The National Communications Commission (NCC) yesterday rejected an application by the Broadcasting Corporation of China (BCC) to split into a radio station and an asset management company.
NCC spokesperson Chen Jeng-chang (陳正倉) said the company had yet to resolve an administrative lawsuit that had been brought by the Executive Yuan as well as legal disputes with the Ministry of Transportation and Communications (MOTC) over BCC’s property holdings.
“Since the company remains entangled in so many unresolved lawsuits, the commission decided not to grant approval to the company’s application,” Chen said.
During its review of the application, the commission invited BCC chairman Jaw Shaw-kong (趙少康) to explain why the company needed to establish a property management firm, Chen said.
“He [Jaw] said the company’s strength lay in its radio broadcast capabilities and that it did not have much experience handling property assets,” Chen said. “But the company had acquired so much real estate over the years that a need arose for a land management firm.”
The NCC said the Government Information Office (GIO) issued an administrative ruling in 2004 regarding some of BCC’s properties that were allegedly owned by the Chinese Nationalist Party (KMT).
One of the conditional clauses in the ruling was that BCC could not dispose of its properties before its lawsuits with the MOTC had been settled.
After the NCC was established in 2006, it annulled the clause, ruling that while the GIO had been entitled to launch an investigation into BCC’s properties to determine if some were in fact owned by the KMT, the GIO was not justified in ordering BCC to freeze all of its accounts and properties.

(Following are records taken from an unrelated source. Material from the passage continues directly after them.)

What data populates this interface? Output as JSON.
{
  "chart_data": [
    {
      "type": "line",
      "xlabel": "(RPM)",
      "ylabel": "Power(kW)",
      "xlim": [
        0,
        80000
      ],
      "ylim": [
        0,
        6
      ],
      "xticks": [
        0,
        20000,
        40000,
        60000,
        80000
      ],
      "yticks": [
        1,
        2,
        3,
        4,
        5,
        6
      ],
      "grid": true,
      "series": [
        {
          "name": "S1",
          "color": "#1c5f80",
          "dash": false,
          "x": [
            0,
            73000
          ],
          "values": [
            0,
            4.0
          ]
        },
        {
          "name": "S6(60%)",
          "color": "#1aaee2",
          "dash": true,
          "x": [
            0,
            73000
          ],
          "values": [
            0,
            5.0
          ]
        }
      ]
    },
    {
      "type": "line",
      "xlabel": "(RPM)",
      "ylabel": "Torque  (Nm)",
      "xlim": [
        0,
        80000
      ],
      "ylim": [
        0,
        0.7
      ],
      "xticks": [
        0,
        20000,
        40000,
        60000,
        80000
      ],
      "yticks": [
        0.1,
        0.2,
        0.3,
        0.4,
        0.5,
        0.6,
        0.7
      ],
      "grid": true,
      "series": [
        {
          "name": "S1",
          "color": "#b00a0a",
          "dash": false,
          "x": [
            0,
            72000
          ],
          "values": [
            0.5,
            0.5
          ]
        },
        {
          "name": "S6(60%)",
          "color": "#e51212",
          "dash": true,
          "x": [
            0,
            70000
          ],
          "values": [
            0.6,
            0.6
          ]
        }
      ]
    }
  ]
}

The NCC’s ruling was annulled by the Executive Yuan in 2007. Meanwhile, BCC disagreed with the Executive Yuan’s ruling in 2007 and filed an administrative appeal to the Executive Yuan, which dismissed the appeal. BCC then filed an administrative lawsuit at the Taipei High Administrative Court, which has not yet ruled on the case.
Huang Chin-yi (黃金益), deputy director of the NCC’s operational administration department, said that both the administrative lawsuit and the property lawsuits had to be settled before the commission could review BCC’s division application.
“The commission asked BCC to meet several requirements before it conditionally approved the transfer of BCC’s shares to Jaw two years ago, including having its shares traded in public within two years,” Huang said. “The company remains unable to meet this criterion because it is involved in so many lawsuits.”
Huang said that although BCC’s administrative lawsuit with the Executive Yuan seemed more crucial, the unresolved property lawsuits with the MOTC might still prevent it from meeting the NCC’s requirements.